An Australian case of refusing a Downs Syndrome baby is what broke the story and prompted Thai Immigration to close the door. We learn from the Australian ambassador in Bangkok of a mass-production operation with the surrogates getting passports and citizenship. Dozens are waiting to leave.
The Japanese press has been very quiet, running only wire service reports. Apparently they have been warned of legal action by Mr Yasumitsu Shigeta, 49, who is the father of Mitsutoki. Mr Yasumitsu is a mobile phone magnate and the 11th richest businessman in Japan according to Forbes.
The Australian press has been far more enterprising with TV interviews of surrogate families.
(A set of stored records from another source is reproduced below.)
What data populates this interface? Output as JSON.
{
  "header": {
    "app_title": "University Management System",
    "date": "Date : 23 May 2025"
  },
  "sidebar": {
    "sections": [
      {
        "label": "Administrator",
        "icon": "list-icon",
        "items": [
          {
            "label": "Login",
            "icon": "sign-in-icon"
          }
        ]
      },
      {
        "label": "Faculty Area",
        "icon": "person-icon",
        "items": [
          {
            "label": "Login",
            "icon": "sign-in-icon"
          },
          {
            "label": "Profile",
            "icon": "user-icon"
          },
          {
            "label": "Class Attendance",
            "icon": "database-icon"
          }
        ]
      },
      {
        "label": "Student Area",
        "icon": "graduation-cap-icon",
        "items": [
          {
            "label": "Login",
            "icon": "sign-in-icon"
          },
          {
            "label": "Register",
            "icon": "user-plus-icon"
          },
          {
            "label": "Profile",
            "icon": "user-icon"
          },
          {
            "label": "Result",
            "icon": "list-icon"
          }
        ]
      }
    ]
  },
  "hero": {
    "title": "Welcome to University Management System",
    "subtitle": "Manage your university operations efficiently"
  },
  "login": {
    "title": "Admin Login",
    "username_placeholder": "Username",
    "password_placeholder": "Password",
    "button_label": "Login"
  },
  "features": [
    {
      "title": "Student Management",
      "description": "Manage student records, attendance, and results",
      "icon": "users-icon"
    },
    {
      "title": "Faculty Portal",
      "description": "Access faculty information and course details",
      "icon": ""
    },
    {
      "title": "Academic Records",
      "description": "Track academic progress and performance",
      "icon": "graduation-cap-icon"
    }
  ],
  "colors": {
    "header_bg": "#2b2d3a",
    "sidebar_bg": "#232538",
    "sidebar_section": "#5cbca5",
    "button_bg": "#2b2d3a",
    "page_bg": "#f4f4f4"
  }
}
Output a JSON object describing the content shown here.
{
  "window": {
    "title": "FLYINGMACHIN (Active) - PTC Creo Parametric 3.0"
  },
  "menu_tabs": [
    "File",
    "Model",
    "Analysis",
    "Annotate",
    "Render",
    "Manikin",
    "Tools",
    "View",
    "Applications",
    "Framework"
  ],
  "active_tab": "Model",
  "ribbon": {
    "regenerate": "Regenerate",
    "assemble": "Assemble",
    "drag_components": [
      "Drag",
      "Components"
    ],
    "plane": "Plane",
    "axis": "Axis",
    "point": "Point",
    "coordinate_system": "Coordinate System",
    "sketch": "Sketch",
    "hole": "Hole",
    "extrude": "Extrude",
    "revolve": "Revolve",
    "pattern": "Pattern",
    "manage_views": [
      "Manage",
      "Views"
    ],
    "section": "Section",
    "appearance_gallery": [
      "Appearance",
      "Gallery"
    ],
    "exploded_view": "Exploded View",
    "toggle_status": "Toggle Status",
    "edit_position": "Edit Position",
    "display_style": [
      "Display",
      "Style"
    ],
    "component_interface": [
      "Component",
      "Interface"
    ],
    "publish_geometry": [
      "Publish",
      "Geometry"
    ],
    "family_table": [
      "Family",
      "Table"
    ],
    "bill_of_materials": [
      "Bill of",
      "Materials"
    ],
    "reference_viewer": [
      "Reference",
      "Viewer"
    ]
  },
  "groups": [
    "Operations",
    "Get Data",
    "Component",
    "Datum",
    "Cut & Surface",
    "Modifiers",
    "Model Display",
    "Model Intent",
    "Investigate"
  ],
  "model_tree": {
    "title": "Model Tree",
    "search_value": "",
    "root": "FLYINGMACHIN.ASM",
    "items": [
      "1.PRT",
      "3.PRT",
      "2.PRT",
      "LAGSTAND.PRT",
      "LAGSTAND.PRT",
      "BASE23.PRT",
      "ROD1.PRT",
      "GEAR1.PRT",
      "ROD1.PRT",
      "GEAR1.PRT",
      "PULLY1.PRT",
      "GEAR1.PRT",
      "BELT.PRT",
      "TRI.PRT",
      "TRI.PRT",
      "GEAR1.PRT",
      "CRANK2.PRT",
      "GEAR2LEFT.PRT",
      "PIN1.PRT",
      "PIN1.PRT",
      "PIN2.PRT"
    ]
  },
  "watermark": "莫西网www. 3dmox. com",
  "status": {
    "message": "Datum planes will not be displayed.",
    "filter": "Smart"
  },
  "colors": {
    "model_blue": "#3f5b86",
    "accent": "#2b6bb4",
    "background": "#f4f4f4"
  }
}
Some of these turned out to be married gays, pedophiles and child abusers.
One Thai clinic that handled the Australians was IVFParenting.com. It was founded in early 2013 by Ms Kamonthip (Joy) Musikawongm aged about 30. She studied agricultural sciences at Kasetsart University and graduated in 2006.
Mr Yasumitsu Shigeta, father of Mitsutoki, and the 11th richest businessman in Japan.
The legality of this was very clear in 2011 when young Vietnamese girls were impregnated at a Bangkok hospital. We learned then that surrogacy was only legal if the surrogate mother was a blood relative of the biological mother or father. The relationship had to be personal, not commercial.
In Australia, commercial surrogacy is also forbidden but an altruistic arrangement can be made to cover expenses. It appears the Australians see an advantage in Thailand, as expensive as it might be.
In Japan there is no definitive law but in 2008, the Science Council proposed a ban on surrogacy and said that doctors, agents and their clients should be punished for commercial provisions.
Judges find it difficult to distinguish between commercial and altruistic engagements. In any event, commercial contracts or promises to pay would never stand up in a Thai court.
There are many things illegal in Thailand like prostitution, for instance. Shigeta has left a paper trail that implicates many. You never know the law until someone gets indicted… and such action is unlikely on this surrogate issue. Wait and see.